Cet article foisonnant et vivant m’a intéressée car il montre combien cette approche qu’est la psychanalyse est en mouvement, en recherche, en discussions, en confrontations, en émergences, en créativité. Que l’on soit d’accord ou non sur les orientations « des » psychanalyses (plutôt que « de la »), force est de constater qu’elle est loin de l’image d’une approche poussiéreuse et vieillotte qui lui est parfois prêtée.
Freud’s not dead : vers un retour en grâce de la psychanalyse ?
Discréditée au cours des années 2000 par des prises de position conservatrices, la démarche thérapeutique théorisée par Freud fait l’objet d’une attention renouvelée.

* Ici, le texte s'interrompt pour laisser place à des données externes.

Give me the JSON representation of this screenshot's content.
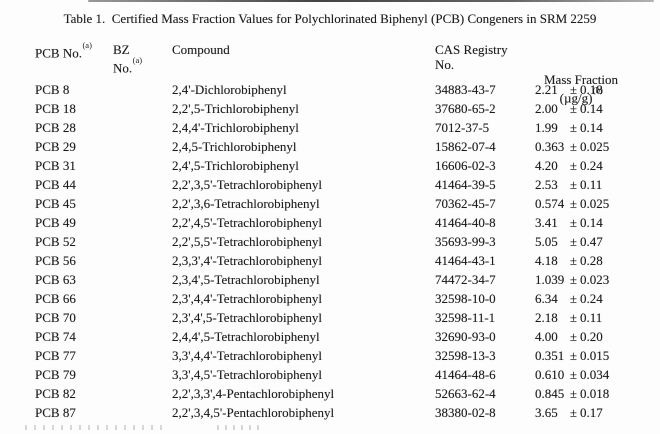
{
  "page": {
    "background_color": "#fdfdfd",
    "text_color": "#1c1c1c"
  },
  "title": "Table 1.  Certified Mass Fraction Values for Polychlorinated Biphenyl (PCB) Congeners in SRM 2259",
  "table": {
    "pm_symbol": "±",
    "columns": {
      "pcb": {
        "line1": "PCB No.",
        "sup1": "(a)"
      },
      "bz": {
        "line1": "BZ",
        "line2": "No.",
        "sup2": "(a)"
      },
      "compound": {
        "line1": "Compound"
      },
      "cas": {
        "line1": "CAS Registry",
        "line2": "No."
      },
      "mass": {
        "line1": "Mass Fraction",
        "line2": "(µg/g)",
        "sup2": "(b)"
      }
    },
    "rows": [
      {
        "pcb": "PCB 8",
        "bz": "",
        "compound": "2,4'-Dichlorobiphenyl",
        "cas": "34883-43-7",
        "mass_value": "2.21",
        "mass_uncertainty": "0.18"
      },
      {
        "pcb": "PCB 18",
        "bz": "",
        "compound": "2,2',5-Trichlorobiphenyl",
        "cas": "37680-65-2",
        "mass_value": "2.00",
        "mass_uncertainty": "0.14"
      },
      {
        "pcb": "PCB 28",
        "bz": "",
        "compound": "2,4,4'-Trichlorobiphenyl",
        "cas": "7012-37-5",
        "mass_value": "1.99",
        "mass_uncertainty": "0.14"
      },
      {
        "pcb": "PCB 29",
        "bz": "",
        "compound": "2,4,5-Trichlorobiphenyl",
        "cas": "15862-07-4",
        "mass_value": "0.363",
        "mass_uncertainty": "0.025"
      },
      {
        "pcb": "PCB 31",
        "bz": "",
        "compound": "2,4',5-Trichlorobiphenyl",
        "cas": "16606-02-3",
        "mass_value": "4.20",
        "mass_uncertainty": "0.24"
      },
      {
        "pcb": "PCB 44",
        "bz": "",
        "compound": "2,2',3,5'-Tetrachlorobiphenyl",
        "cas": "41464-39-5",
        "mass_value": "2.53",
        "mass_uncertainty": "0.11"
      },
      {
        "pcb": "PCB 45",
        "bz": "",
        "compound": "2,2',3,6-Tetrachlorobiphenyl",
        "cas": "70362-45-7",
        "mass_value": "0.574",
        "mass_uncertainty": "0.025"
      },
      {
        "pcb": "PCB 49",
        "bz": "",
        "compound": "2,2',4,5'-Tetrachlorobiphenyl",
        "cas": "41464-40-8",
        "mass_value": "3.41",
        "mass_uncertainty": "0.14"
      },
      {
        "pcb": "PCB 52",
        "bz": "",
        "compound": "2,2',5,5'-Tetrachlorobiphenyl",
        "cas": "35693-99-3",
        "mass_value": "5.05",
        "mass_uncertainty": "0.47"
      },
      {
        "pcb": "PCB 56",
        "bz": "",
        "compound": "2,3,3',4'-Tetrachlorobiphenyl",
        "cas": "41464-43-1",
        "mass_value": "4.18",
        "mass_uncertainty": "0.28"
      },
      {
        "pcb": "PCB 63",
        "bz": "",
        "compound": "2,3,4',5-Tetrachlorobiphenyl",
        "cas": "74472-34-7",
        "mass_value": "1.039",
        "mass_uncertainty": "0.023"
      },
      {
        "pcb": "PCB 66",
        "bz": "",
        "compound": "2,3',4,4'-Tetrachlorobiphenyl",
        "cas": "32598-10-0",
        "mass_value": "6.34",
        "mass_uncertainty": "0.24"
      },
      {
        "pcb": "PCB 70",
        "bz": "",
        "compound": "2,3',4',5-Tetrachlorobiphenyl",
        "cas": "32598-11-1",
        "mass_value": "2.18",
        "mass_uncertainty": "0.11"
      },
      {
        "pcb": "PCB 74",
        "bz": "",
        "compound": "2,4,4',5-Tetrachlorobiphenyl",
        "cas": "32690-93-0",
        "mass_value": "4.00",
        "mass_uncertainty": "0.20"
      },
      {
        "pcb": "PCB 77",
        "bz": "",
        "compound": "3,3',4,4'-Tetrachlorobiphenyl",
        "cas": "32598-13-3",
        "mass_value": "0.351",
        "mass_uncertainty": "0.015"
      },
      {
        "pcb": "PCB 79",
        "bz": "",
        "compound": "3,3',4,5'-Tetrachlorobiphenyl",
        "cas": "41464-48-6",
        "mass_value": "0.610",
        "mass_uncertainty": "0.034"
      },
      {
        "pcb": "PCB 82",
        "bz": "",
        "compound": "2,2',3,3',4-Pentachlorobiphenyl",
        "cas": "52663-62-4",
        "mass_value": "0.845",
        "mass_uncertainty": "0.018"
      },
      {
        "pcb": "PCB 87",
        "bz": "",
        "compound": "2,2',3,4,5'-Pentachlorobiphenyl",
        "cas": "38380-02-8",
        "mass_value": "3.65",
        "mass_uncertainty": "0.17"
      }
    ]
  }
}
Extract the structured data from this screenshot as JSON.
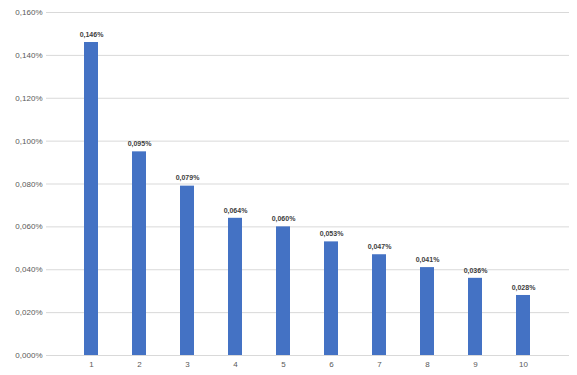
{
  "chart_data": {
    "type": "bar",
    "categories": [
      "1",
      "2",
      "3",
      "4",
      "5",
      "6",
      "7",
      "8",
      "9",
      "10"
    ],
    "values": [
      0.146,
      0.095,
      0.079,
      0.064,
      0.06,
      0.053,
      0.047,
      0.041,
      0.036,
      0.028
    ],
    "value_labels": [
      "0,146%",
      "0,095%",
      "0,079%",
      "0,064%",
      "0,060%",
      "0,053%",
      "0,047%",
      "0,041%",
      "0,036%",
      "0,028%"
    ],
    "data_labels": true,
    "color": "#4472c4",
    "ylim": [
      0,
      0.16
    ],
    "yticks": [
      {
        "value": 0,
        "label": "0,000%"
      },
      {
        "value": 0.02,
        "label": "0,020%"
      },
      {
        "value": 0.04,
        "label": "0,040%"
      },
      {
        "value": 0.06,
        "label": "0,060%"
      },
      {
        "value": 0.08,
        "label": "0,080%"
      },
      {
        "value": 0.1,
        "label": "0,100%"
      },
      {
        "value": 0.12,
        "label": "0,120%"
      },
      {
        "value": 0.14,
        "label": "0,140%"
      },
      {
        "value": 0.16,
        "label": "0,160%"
      }
    ],
    "grid": true
  }
}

Philosophes, sociologues, historien·nes et psychologues y puisent ainsi des ressources politiques subversives pour faire face aux périls de notre époque.
“On ne pensera pas l’époque avec la psychanalyse seulement, mais on ne la pensera pas sans elle.” À la mesure de cet aveu de Frédéric Lordon et Sandra Lucbert dans leur essai programmatique Pulsion, les réflexions de Freud et de tous·tes ses disciples forment plus que jamais un outillage décisif pour comprendre notre époque.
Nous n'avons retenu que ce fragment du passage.